A sanctuary for migrants

As an undocumented migrant, she received an order to leave the U.S. — but this church gave her a safe place to stay.

Migrants living in a place of worship

“My name is Rosa Gutierrez Lopez. I’m originally from El Salvador. I arrived in the U.S. in 2005. I have three kids that are American citizens, one daughter who’s 12, Maria Salome, Juan Pablo is 10 and John is 7 and he has Down syndrome.” Rosa Gutierrez Lopez is a special congregant. She and her 3 children have been living in a church in Maryland since 2018.

Ordered to leave her home of over 15 years

In December 2018, Rosa received a deportation order asking her to leave the U.S. where she’d been living for over 15 years. For the first 6 months of her sanctuary, Rosa lived apart from her kids. “The hardest part was when I had to separate from my kids.
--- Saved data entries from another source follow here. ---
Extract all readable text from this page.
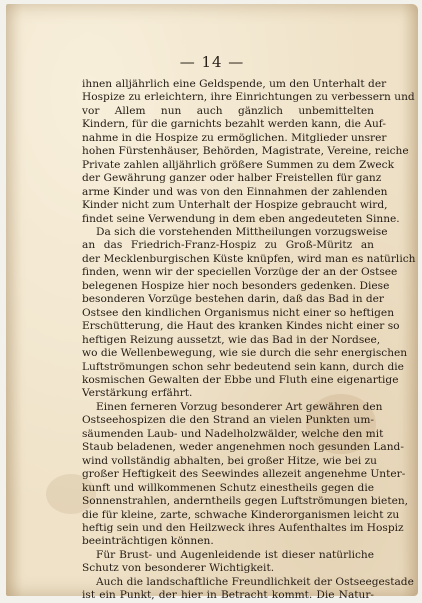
— 14 —
ihnen alljährlich eine Geldspende, um den Unterhalt der
Hospize zu erleichtern, ihre Einrichtungen zu verbessern und
vor Allem nun auch gänzlich unbemittelten
Kindern, für die garnichts bezahlt werden kann, die Auf-
nahme in die Hospize zu ermöglichen. Mitglieder unsrer
hohen Fürstenhäuser, Behörden, Magistrate, Vereine, reiche
Private zahlen alljährlich größere Summen zu dem Zweck
der Gewährung ganzer oder halber Freistellen für ganz
arme Kinder und was von den Einnahmen der zahlenden
Kinder nicht zum Unterhalt der Hospize gebraucht wird,
findet seine Verwendung in dem eben angedeuteten Sinne.
Da sich die vorstehenden Mittheilungen vorzugsweise
an das Friedrich-Franz-Hospiz zu Groß-Müritz an
der Mecklenburgischen Küste knüpfen, wird man es natürlich
finden, wenn wir der speciellen Vorzüge der an der Ostsee
belegenen Hospize hier noch besonders gedenken. Diese
besonderen Vorzüge bestehen darin, daß das Bad in der
Ostsee den kindlichen Organismus nicht einer so heftigen
Erschütterung, die Haut des kranken Kindes nicht einer so
heftigen Reizung aussetzt, wie das Bad in der Nordsee,
wo die Wellenbewegung, wie sie durch die sehr energischen
Luftströmungen schon sehr bedeutend sein kann, durch die
kosmischen Gewalten der Ebbe und Fluth eine eigenartige
Verstärkung erfährt.
Einen ferneren Vorzug besonderer Art gewähren den
Ostseehospizen die den Strand an vielen Punkten um-
säumenden Laub- und Nadelholzwälder, welche den mit
Staub beladenen, weder angenehmen noch gesunden Land-
wind vollständig abhalten, bei großer Hitze, wie bei zu
großer Heftigkeit des Seewindes allezeit angenehme Unter-
kunft und willkommenen Schutz einestheils gegen die
Sonnenstrahlen, anderntheils gegen Luftströmungen bieten,
die für kleine, zarte, schwache Kinderorganismen leicht zu
heftig sein und den Heilzweck ihres Aufenthaltes im Hospiz
beeinträchtigen können.
Für Brust- und Augenleidende ist dieser natürliche
Schutz von besonderer Wichtigkeit.
Auch die landschaftliche Freundlichkeit der Ostseegestade
ist ein Punkt, der hier in Betracht kommt. Die Natur-
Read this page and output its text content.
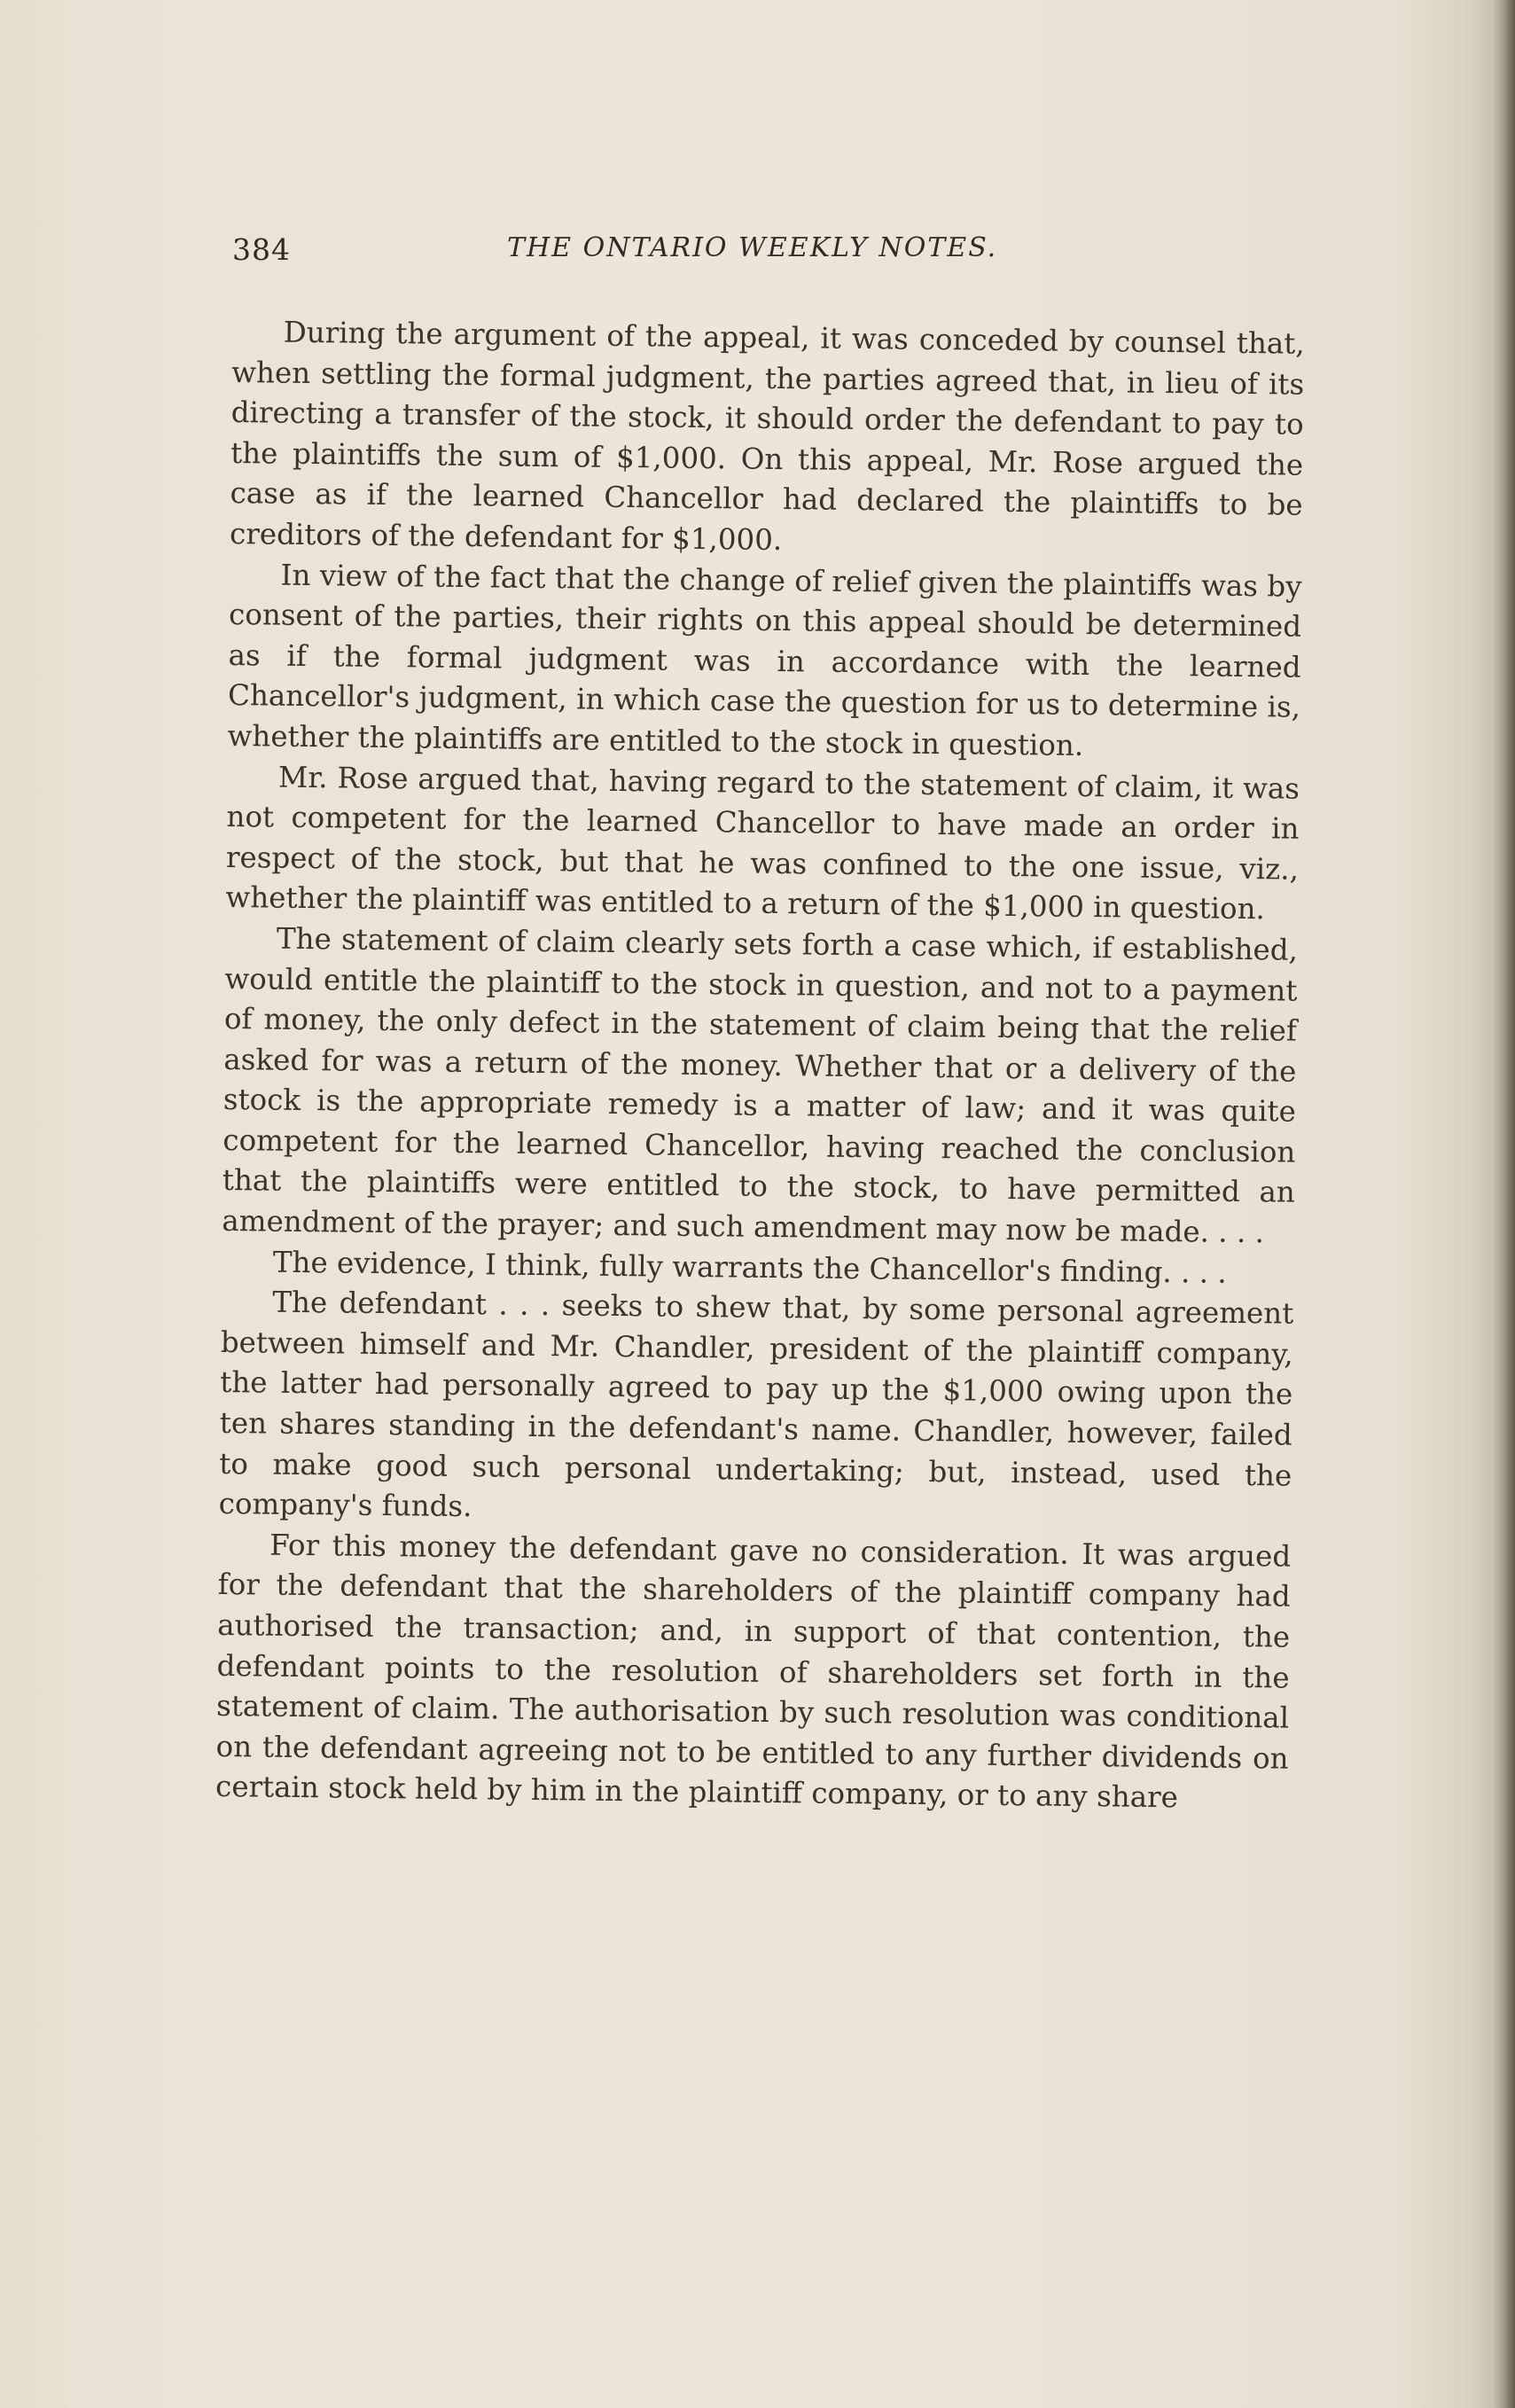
384	THE ONTARIO WEEKLY NOTES.

During the argument of the appeal, it was conceded by counsel that, when settling the formal judgment, the parties agreed that, in lieu of its directing a transfer of the stock, it should order the defendant to pay to the plaintiffs the sum of $1,000. On this appeal, Mr. Rose argued the case as if the learned Chancellor had declared the plaintiffs to be creditors of the defendant for $1,000.

In view of the fact that the change of relief given the plaintiffs was by consent of the parties, their rights on this appeal should be determined as if the formal judgment was in accordance with the learned Chancellor's judgment, in which case the question for us to determine is, whether the plaintiffs are entitled to the stock in question.

Mr. Rose argued that, having regard to the statement of claim, it was not competent for the learned Chancellor to have made an order in respect of the stock, but that he was confined to the one issue, viz., whether the plaintiff was entitled to a return of the $1,000 in question.

The statement of claim clearly sets forth a case which, if established, would entitle the plaintiff to the stock in question, and not to a payment of money, the only defect in the statement of claim being that the relief asked for was a return of the money. Whether that or a delivery of the stock is the appropriate remedy is a matter of law; and it was quite competent for the learned Chancellor, having reached the conclusion that the plaintiffs were entitled to the stock, to have permitted an amendment of the prayer; and such amendment may now be made. . . .

The evidence, I think, fully warrants the Chancellor's finding. . . .

The defendant . . . seeks to shew that, by some personal agreement between himself and Mr. Chandler, president of the plaintiff company, the latter had personally agreed to pay up the $1,000 owing upon the ten shares standing in the defendant's name. Chandler, however, failed to make good such personal undertaking; but, instead, used the company's funds.

For this money the defendant gave no consideration. It was argued for the defendant that the shareholders of the plaintiff company had authorised the transaction; and, in support of that contention, the defendant points to the resolution of shareholders set forth in the statement of claim. The authorisation by such resolution was conditional on the defendant agreeing not to be entitled to any further dividends on certain stock held by him in the plaintiff company, or to any share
They stayed in Virginia and I came here. That was the hardest part, I was crying at night because I wasn’t used being without my kids.”, she explained.

Sensitive locations

Rosa is one of the 49 undocumented migrants currently living in places of worship in the U.S. They are considered by ICE as “sensitive locations” where “enforcement actions should be avoided.” In 2017, the church voted to become a sanctuary for migrants. It's located only 9 miles from the White House.

Volunteers helping these migrants

“There’s an organization in helping Rosa plan everything, there are people that stay with her, take shifts, staying during the day and event at night. There are people who are dedicated to doing shopping, buying groceries, supplies, there are people who are dedicated to transporting the kids back and forth to their various activities. There is interpreters like myself, those who are more involved in the legal side of things. It’s been organized into tasks and then people make use of their skills wherever they fit. People want to help. It creates an opportunity for people to be in solidarity with each other and I feel that is something that we need nowadays.”, Rod Brana, a volunteer, tells Brut.

A change of perspective is needed

“We all have the right to be treated with dignity and with respect. A lot of people have emigrated from Europe, and they’re seen positively. Why can’t we be seen positively too?”, Lopez concludes.